CNET: Uber Investigating Computer System Breach. “Uber’s computer network was breached on Thursday, leading the ride-hailing giant to take several internal communications and engineering systems offline as it investigated the hack, The New York Times reported.”
Bleeping Computer: Google says former Conti ransomware members now attack Ukraine. “Google says some former Conti cybercrime gang members, now part of a threat group tracked as UAC-0098, are targeting Ukrainian organizations and European non-governmental organizations (NGOs). UAC-0098 is an initial access broker known for using the IcedID banking trojan to provide ransomware groups with access to compromised systems within enterprise networks.”
Los Angeles Times: FBI, DHS join probe into massive LAUSD cyberattack as school goes on . “The cyberattack that disabled computer systems across the Los Angeles Unified School District school was criminal in nature, but by Tuesday most online services — including key emergency systems — were operating safely.”
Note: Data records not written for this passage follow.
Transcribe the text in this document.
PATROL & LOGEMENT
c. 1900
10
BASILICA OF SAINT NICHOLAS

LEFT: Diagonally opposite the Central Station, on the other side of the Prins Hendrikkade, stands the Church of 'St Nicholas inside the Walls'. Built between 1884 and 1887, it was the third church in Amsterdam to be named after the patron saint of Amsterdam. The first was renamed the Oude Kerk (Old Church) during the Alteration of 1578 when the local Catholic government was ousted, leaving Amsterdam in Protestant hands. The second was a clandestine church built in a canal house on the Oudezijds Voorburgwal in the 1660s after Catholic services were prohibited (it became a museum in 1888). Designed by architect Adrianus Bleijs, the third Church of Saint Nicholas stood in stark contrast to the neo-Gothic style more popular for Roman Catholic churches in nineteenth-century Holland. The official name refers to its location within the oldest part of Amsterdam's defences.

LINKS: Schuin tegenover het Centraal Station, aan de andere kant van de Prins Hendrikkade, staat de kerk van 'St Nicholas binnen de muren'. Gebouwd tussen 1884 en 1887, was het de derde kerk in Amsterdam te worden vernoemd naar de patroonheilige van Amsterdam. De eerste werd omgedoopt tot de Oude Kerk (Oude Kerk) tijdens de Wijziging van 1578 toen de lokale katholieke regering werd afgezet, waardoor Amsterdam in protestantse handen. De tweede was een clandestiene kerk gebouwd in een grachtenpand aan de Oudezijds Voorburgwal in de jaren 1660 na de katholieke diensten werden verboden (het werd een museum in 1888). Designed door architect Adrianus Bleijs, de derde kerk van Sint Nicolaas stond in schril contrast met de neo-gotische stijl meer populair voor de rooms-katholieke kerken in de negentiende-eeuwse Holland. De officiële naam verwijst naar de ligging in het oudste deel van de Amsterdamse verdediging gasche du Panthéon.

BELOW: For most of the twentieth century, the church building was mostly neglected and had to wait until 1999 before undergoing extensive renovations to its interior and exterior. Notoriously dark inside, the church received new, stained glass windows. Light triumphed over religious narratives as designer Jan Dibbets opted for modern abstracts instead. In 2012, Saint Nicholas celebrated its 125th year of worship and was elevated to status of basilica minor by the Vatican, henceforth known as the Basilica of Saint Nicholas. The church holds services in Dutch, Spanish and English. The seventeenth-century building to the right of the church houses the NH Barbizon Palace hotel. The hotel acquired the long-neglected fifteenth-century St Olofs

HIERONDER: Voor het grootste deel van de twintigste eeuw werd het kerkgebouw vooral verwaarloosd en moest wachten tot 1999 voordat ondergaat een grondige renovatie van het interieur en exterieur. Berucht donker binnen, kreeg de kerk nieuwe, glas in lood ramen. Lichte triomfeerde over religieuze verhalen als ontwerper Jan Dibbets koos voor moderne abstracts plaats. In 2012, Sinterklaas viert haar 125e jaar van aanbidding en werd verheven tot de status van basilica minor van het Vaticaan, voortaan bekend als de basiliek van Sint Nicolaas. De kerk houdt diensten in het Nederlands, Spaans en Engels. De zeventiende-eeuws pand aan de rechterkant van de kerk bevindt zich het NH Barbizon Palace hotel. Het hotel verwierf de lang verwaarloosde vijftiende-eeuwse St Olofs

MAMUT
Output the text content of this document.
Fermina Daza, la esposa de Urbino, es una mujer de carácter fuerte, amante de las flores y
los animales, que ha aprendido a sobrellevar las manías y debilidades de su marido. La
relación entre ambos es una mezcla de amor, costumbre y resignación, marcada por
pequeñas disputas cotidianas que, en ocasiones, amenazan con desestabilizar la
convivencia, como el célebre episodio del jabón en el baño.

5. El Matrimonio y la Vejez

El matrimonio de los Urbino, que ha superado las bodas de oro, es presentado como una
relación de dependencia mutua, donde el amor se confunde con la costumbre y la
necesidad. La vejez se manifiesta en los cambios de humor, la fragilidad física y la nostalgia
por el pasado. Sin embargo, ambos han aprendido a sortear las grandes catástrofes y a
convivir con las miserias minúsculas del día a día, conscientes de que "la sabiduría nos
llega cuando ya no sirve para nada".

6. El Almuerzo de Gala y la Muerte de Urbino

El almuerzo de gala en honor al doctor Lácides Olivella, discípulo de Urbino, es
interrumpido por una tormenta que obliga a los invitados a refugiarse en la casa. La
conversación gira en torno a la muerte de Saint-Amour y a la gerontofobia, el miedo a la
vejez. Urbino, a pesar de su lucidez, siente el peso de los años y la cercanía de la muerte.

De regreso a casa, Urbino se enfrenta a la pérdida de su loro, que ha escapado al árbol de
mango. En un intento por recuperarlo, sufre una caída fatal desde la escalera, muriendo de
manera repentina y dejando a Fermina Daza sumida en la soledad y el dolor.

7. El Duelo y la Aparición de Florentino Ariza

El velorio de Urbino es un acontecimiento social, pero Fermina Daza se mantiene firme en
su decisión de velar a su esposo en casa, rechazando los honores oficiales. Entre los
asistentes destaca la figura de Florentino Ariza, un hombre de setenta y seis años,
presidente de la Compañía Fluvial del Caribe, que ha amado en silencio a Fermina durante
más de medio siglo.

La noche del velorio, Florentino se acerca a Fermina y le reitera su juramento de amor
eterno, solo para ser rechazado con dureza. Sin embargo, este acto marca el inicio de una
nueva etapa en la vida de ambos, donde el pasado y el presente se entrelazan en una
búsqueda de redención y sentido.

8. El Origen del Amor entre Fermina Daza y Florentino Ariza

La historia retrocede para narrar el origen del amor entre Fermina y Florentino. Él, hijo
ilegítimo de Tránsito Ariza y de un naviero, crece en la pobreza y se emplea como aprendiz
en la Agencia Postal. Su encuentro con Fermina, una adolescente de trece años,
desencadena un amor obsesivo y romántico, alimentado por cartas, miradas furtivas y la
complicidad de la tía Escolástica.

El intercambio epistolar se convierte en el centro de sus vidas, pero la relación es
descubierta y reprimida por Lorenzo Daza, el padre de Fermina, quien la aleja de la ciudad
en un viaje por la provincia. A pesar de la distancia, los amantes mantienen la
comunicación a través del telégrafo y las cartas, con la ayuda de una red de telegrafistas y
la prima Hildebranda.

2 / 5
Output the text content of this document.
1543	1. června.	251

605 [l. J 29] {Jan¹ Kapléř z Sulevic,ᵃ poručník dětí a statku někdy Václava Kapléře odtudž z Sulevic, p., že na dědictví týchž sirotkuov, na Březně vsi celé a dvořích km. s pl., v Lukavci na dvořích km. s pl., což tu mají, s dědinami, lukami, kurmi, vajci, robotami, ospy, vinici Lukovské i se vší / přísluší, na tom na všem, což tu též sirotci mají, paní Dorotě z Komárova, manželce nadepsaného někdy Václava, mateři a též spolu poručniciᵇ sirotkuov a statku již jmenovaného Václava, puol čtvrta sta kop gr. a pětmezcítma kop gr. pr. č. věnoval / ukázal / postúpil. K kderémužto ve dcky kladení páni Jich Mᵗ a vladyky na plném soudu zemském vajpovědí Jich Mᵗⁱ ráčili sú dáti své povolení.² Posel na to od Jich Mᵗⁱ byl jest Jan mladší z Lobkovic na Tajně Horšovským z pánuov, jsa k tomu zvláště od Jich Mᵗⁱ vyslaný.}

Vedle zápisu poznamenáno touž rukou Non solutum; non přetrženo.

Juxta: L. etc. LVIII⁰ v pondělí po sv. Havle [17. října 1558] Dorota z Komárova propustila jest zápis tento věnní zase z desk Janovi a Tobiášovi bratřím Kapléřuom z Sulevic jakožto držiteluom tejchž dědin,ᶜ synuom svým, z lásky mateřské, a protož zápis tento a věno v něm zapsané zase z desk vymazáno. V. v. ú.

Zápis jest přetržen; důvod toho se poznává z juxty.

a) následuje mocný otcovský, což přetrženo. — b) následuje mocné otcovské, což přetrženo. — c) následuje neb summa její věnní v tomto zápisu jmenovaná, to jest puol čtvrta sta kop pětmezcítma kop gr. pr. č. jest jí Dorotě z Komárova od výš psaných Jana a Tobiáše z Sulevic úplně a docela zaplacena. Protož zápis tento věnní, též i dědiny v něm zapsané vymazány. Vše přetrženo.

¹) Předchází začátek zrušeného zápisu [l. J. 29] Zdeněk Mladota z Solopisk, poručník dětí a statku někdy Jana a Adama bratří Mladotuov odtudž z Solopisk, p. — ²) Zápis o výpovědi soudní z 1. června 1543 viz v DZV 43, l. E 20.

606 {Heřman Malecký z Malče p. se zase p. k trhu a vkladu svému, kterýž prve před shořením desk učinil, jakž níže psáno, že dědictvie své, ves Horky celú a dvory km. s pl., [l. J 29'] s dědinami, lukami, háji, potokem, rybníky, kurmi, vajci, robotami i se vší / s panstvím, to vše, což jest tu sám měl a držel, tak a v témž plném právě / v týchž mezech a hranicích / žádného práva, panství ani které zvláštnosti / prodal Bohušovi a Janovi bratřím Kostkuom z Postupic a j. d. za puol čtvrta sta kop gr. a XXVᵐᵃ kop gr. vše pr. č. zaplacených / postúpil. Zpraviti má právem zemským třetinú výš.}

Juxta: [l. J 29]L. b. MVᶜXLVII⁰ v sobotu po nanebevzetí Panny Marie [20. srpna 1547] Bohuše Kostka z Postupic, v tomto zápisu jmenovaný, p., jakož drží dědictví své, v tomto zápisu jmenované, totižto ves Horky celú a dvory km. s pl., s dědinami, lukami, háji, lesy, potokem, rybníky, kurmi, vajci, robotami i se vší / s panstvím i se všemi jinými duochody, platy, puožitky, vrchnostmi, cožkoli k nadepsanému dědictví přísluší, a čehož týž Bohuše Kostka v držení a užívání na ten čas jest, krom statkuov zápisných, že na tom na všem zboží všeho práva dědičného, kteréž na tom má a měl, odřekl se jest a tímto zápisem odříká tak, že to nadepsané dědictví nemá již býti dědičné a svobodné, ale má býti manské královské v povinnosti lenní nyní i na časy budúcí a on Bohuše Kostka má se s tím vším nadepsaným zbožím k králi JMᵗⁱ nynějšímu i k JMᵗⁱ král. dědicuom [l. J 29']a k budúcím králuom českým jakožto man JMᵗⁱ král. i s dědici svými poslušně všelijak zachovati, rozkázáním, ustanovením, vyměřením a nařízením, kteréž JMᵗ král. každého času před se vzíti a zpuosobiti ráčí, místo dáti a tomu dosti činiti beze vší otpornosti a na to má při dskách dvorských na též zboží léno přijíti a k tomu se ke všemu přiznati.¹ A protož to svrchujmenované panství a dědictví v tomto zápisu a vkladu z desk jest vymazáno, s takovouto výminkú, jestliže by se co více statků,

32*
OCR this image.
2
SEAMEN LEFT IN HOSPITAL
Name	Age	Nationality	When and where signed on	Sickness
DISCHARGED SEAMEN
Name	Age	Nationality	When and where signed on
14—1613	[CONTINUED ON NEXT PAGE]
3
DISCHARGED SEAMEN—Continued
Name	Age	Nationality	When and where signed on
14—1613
Bleeping Computer: Minecraft is hackers’ favorite game title for hiding malware. “Security researchers have discovered that Minecraft is the most heavily abused game title by cybercriminals, who use it to lure unsuspecting players into installing malware. Based on stats collected by the security firm between July 2021 and July 2022, Minecraft-related files accounted for roughly 25% of malicious files spreading via game brand abuse, followed by FIFA (11%), Roblox (9.5%), Far Cry (9.4%), and Call of Duty (9%).”
Engadget: The IRS says it accidentally exposed confidential information involving 120,000 taxpayers. “Around 120,000 taxpayers who filed a Form 990-T will be hearing from the IRS in the coming weeks, telling them that the agency inadvertently exposed their information on its website. Exempted organizations, including charities and religious groups, with unrelated business income are required to file Form 990-T. As The Wall Street Journal notes, though, people with individual retirement accounts invested in assets that generate income, such as real estate, are also required to file the form.”